Let the Boys in Gray parade in Baltimore
Commemoration of Civil War’s first blood should include all
By Gregg Clemmer
April 14, 2011
This Saturday, the upcoming 150th Anniversary of the Pratt Street Riot will be remembered with what the city of Baltimore is calling "a grand procession." Union re-enactors, fife and drum corps, contemporary military units and representative color guards will "step off" from President Street Station at 11 a.m. and march up Pratt Street to Camden Yards.
On that bloody Friday a century and a half ago, members of the Sixth Massachusetts, on their way to defend Washington, detrained at President Street Station and started up Pratt Street to continue their journey south, only to confront an agitated, pro-secessionist crowd of civilians. Hurling first epithets, then stones, both sides soon resorted to guns. In the aftermath, at least four soldiers and nine civilians lay dead, in what is generally regarded as the first real bloodshed of the Civil War (the deaths at Fort Sumter a week earlier were the result of an accident, not hostilities). This tragedy demands commemoration. Yet, sectional divisiveness haunts us still — uniformed Confederate re-enactors have been banned by Baltimore City officials from Saturday’s grand procession.

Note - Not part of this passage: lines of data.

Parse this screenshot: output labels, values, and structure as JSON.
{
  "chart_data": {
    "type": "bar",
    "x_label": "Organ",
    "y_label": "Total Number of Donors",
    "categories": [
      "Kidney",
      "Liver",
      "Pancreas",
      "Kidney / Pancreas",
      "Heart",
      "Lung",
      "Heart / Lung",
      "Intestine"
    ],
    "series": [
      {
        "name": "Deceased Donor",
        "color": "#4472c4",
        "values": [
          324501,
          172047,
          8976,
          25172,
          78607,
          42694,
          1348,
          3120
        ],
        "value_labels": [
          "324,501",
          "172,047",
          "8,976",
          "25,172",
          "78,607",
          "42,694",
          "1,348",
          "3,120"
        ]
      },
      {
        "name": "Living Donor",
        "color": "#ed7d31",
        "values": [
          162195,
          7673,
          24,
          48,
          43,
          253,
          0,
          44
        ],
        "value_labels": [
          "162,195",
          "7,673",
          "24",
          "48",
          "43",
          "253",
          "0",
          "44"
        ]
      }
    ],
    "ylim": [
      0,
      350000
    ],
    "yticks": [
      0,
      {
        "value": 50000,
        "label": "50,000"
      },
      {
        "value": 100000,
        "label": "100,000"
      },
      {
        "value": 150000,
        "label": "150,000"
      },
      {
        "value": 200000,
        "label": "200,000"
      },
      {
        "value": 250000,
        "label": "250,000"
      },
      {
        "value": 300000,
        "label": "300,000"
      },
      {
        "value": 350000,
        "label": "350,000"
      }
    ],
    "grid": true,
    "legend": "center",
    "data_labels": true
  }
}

To be sure, the case can be made that this exclusion is historically accurate; there were no uniformed Confederate soldiers along Pratt Street on April 19, 1861. But might including the rebels this time around serve a higher purpose?
On Sunday’s op-ed page, Leonard Pitts rightly weighed in on slavery as a primary cause of the war, but he then lost his focus when he equated secession with treason and wrongly vilified the state of South Carolina for hosting a secession ball in December when it was really a small group in the Sons of Confederate Veterans and League of the South.
Yet what Mr. Pitts really does is to reinforce the unfortunate stereotype of African-Americans being more interested in their originations than their destinations. His typical references to Confederate flags flapping "from truck grills," "pigeon-stained statues of dead rebels," and the obligatory mention of Dixie and the Ku Klux Klan are backward-looking at best — the very practice he condemns in neo-Confederates. Mr. Pitts concludes by warning all to avoid "telling lies of omission about yesterday."
Fair enough. But Mr. Pitts makes no mention of the 99 percent of ex-Confederate veterans who never joined the KKK. Could it be they returned to the Union with higher allegiances — to their God and to America? Were they not primarily concerned with returning to their families after the war to rebuild their farms, businesses, churches and communities? Such citizens looked to the future, and to their sons and daughters who would answer when their country called.
Need an example? We rarely hear of the Army’s 29th Division, the aptly named Blue and Gray Division whose members came from Virginia, Maryland, Delaware and the District of Columbia — and in particular, the 116th Regiment of that Division who in World War II went ashore in the first wave at Omaha Beach on D-Day, suffering frightful losses (Company A was decimated, with 96 percent casualties). Yet it is the 116th that heralds directly from another command — a Confederate command, Thomas Jonathan Jackson’s legendary Stonewall Brigade.
As Baltimore solemnly prepares to commemorate the first blood shed in "the late unpleasantness," most of us do not realize that the city that gave America its national anthem is now uniquely situated to bequeath the nation another gift.
It is not too late to invite the Boys in Gray to join the Boys in Blue for the Grand Procession up Pratt Street on Saturday. Make your own bit of history, Baltimore. Show the world in this moving, poignant example that America is indeed one, commemorating our tragic past but at the same time demonstrating that despite our differences and diversities, we have indeed "bound up the nation’s wounds."